INSIGHT INTO THE AFRICAN ANTIMALARIAL PROGRAMME DURING THE PERIOD 1996-1997
THE BURDEN OF MALARIA IN AFRICA:
During the period 1996 - 1997, malaria continued to be one of the most serious public health problems in Africa with approximately 78% of the population living in regions where the disease is endemic, 74% in highly endemic regions and only 7% in non-endemic regions or where there is only a slight risk of contracting malaria. Malaria remains responsible for approximately 30-50% of cases of fever. Between 7.5 and 2.7 million people die each year from malaria. The extent of proportional morbidity usually varies between 77% and 30% and can reach 60% in station posts and health centres. Mortality rates in severe forms of disease vary from 10 to 40%.

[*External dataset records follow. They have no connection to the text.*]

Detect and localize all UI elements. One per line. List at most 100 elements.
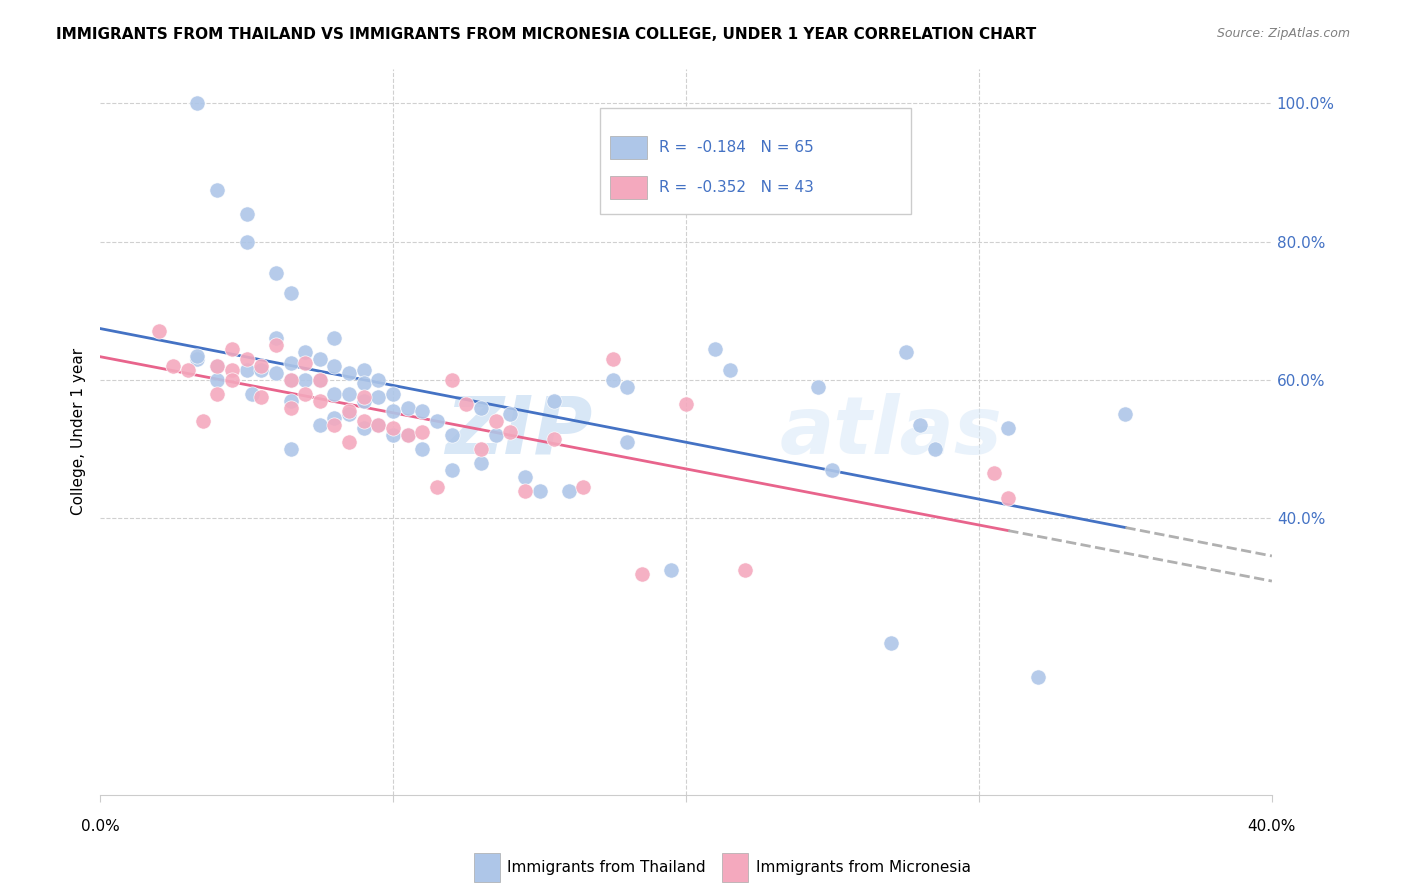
Point — [294, 373, 316, 387]
Point — [280, 373, 302, 387]
Point — [337, 404, 360, 418]
Point — [484, 414, 506, 428]
Point — [353, 362, 375, 376]
Point — [308, 417, 330, 432]
FancyBboxPatch shape — [610, 136, 647, 160]
Point — [235, 362, 257, 376]
Point — [997, 491, 1019, 505]
Point — [242, 386, 264, 401]
Point — [186, 96, 208, 111]
Point — [616, 435, 638, 450]
Point — [411, 404, 433, 418]
Point — [910, 417, 932, 432]
Point — [207, 373, 229, 387]
Text: Source: ZipAtlas.com: Source: ZipAtlas.com — [1216, 27, 1350, 40]
Point — [264, 366, 287, 380]
Point — [411, 442, 433, 456]
Point — [426, 480, 449, 494]
Point — [308, 373, 330, 387]
Point — [807, 380, 830, 394]
Point — [148, 325, 170, 339]
Point — [191, 414, 214, 428]
Point — [499, 425, 522, 439]
Point — [323, 417, 346, 432]
Point — [821, 463, 844, 477]
Point — [367, 417, 389, 432]
Point — [382, 428, 405, 442]
Point — [631, 566, 654, 581]
Point — [353, 376, 375, 391]
Point — [177, 362, 200, 376]
Point — [426, 414, 449, 428]
Point — [1114, 408, 1136, 422]
Point — [186, 349, 208, 363]
Point — [207, 183, 229, 197]
Point — [280, 286, 302, 301]
Point — [280, 401, 302, 415]
Point — [543, 393, 565, 408]
Point — [602, 352, 624, 367]
Y-axis label: College, Under 1 year: College, Under 1 year — [72, 348, 86, 516]
Point — [280, 373, 302, 387]
FancyBboxPatch shape — [610, 176, 647, 199]
Point — [396, 401, 419, 415]
Text: atlas: atlas — [780, 392, 1002, 471]
Point — [250, 359, 273, 373]
Point — [396, 428, 419, 442]
Point — [513, 469, 536, 483]
Point — [440, 463, 463, 477]
Point — [734, 563, 756, 577]
Point — [323, 411, 346, 425]
Point — [543, 432, 565, 446]
Bar — [474, 854, 501, 881]
Text: Immigrants from Thailand: Immigrants from Thailand — [508, 860, 706, 875]
Point — [323, 359, 346, 373]
Point — [367, 390, 389, 404]
Point — [470, 401, 492, 415]
Point — [456, 397, 478, 411]
FancyBboxPatch shape — [600, 109, 911, 214]
Point — [337, 435, 360, 450]
Point — [558, 483, 581, 498]
Point — [294, 386, 316, 401]
Point — [997, 421, 1019, 435]
Point — [499, 408, 522, 422]
Point — [353, 414, 375, 428]
Point — [207, 359, 229, 373]
Point — [470, 442, 492, 456]
Point — [983, 467, 1005, 481]
Point — [207, 359, 229, 373]
Point — [572, 480, 595, 494]
Point — [1026, 670, 1049, 684]
Text: 0.0%: 0.0% — [80, 820, 120, 834]
Point — [280, 393, 302, 408]
Point — [382, 386, 405, 401]
Point — [264, 331, 287, 345]
Point — [411, 425, 433, 439]
Point — [513, 483, 536, 498]
Point — [280, 442, 302, 456]
Point — [675, 397, 697, 411]
Text: 40.0%: 40.0% — [1247, 820, 1296, 834]
Point — [337, 408, 360, 422]
Point — [186, 352, 208, 367]
Point — [470, 456, 492, 470]
Point — [337, 386, 360, 401]
Text: ZIP: ZIP — [444, 392, 592, 471]
Point — [367, 373, 389, 387]
Point — [602, 373, 624, 387]
Text: IMMIGRANTS FROM THAILAND VS IMMIGRANTS FROM MICRONESIA COLLEGE, UNDER 1 YEAR COR: IMMIGRANTS FROM THAILAND VS IMMIGRANTS F… — [56, 27, 1036, 42]
Point — [353, 390, 375, 404]
Point — [308, 352, 330, 367]
Point — [264, 266, 287, 280]
Point — [308, 373, 330, 387]
Point — [704, 342, 727, 356]
Point — [353, 393, 375, 408]
Point — [235, 207, 257, 221]
Point — [440, 428, 463, 442]
Point — [323, 386, 346, 401]
Point — [440, 373, 463, 387]
Point — [382, 421, 405, 435]
Text: R =  -0.184   N = 65: R = -0.184 N = 65 — [659, 140, 814, 155]
Point — [396, 428, 419, 442]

In 1996 and 1997, epidemics of malaria occured in some countries such as Kenya, Ethiopia, Swaziland, Zimbabwe, South Africa and among refugees from Rwanda, Burundi, the Democratic Republic of Congo and Tanzania.
RESISTANCE OF THE MALARIA PARASITE:
Very high levels of chloroquine resistance, which is the First-line treatment used in the treatment of malaria, have been reported in Southern and in East Africa.
THE ECONOMIC IMPACT OF MALARIA:
The economic impact of malaria in sub-Saharan Africa which was estimated in 1987 to be 800 Million $US, reached 2,000 Million $US by the end of 1997.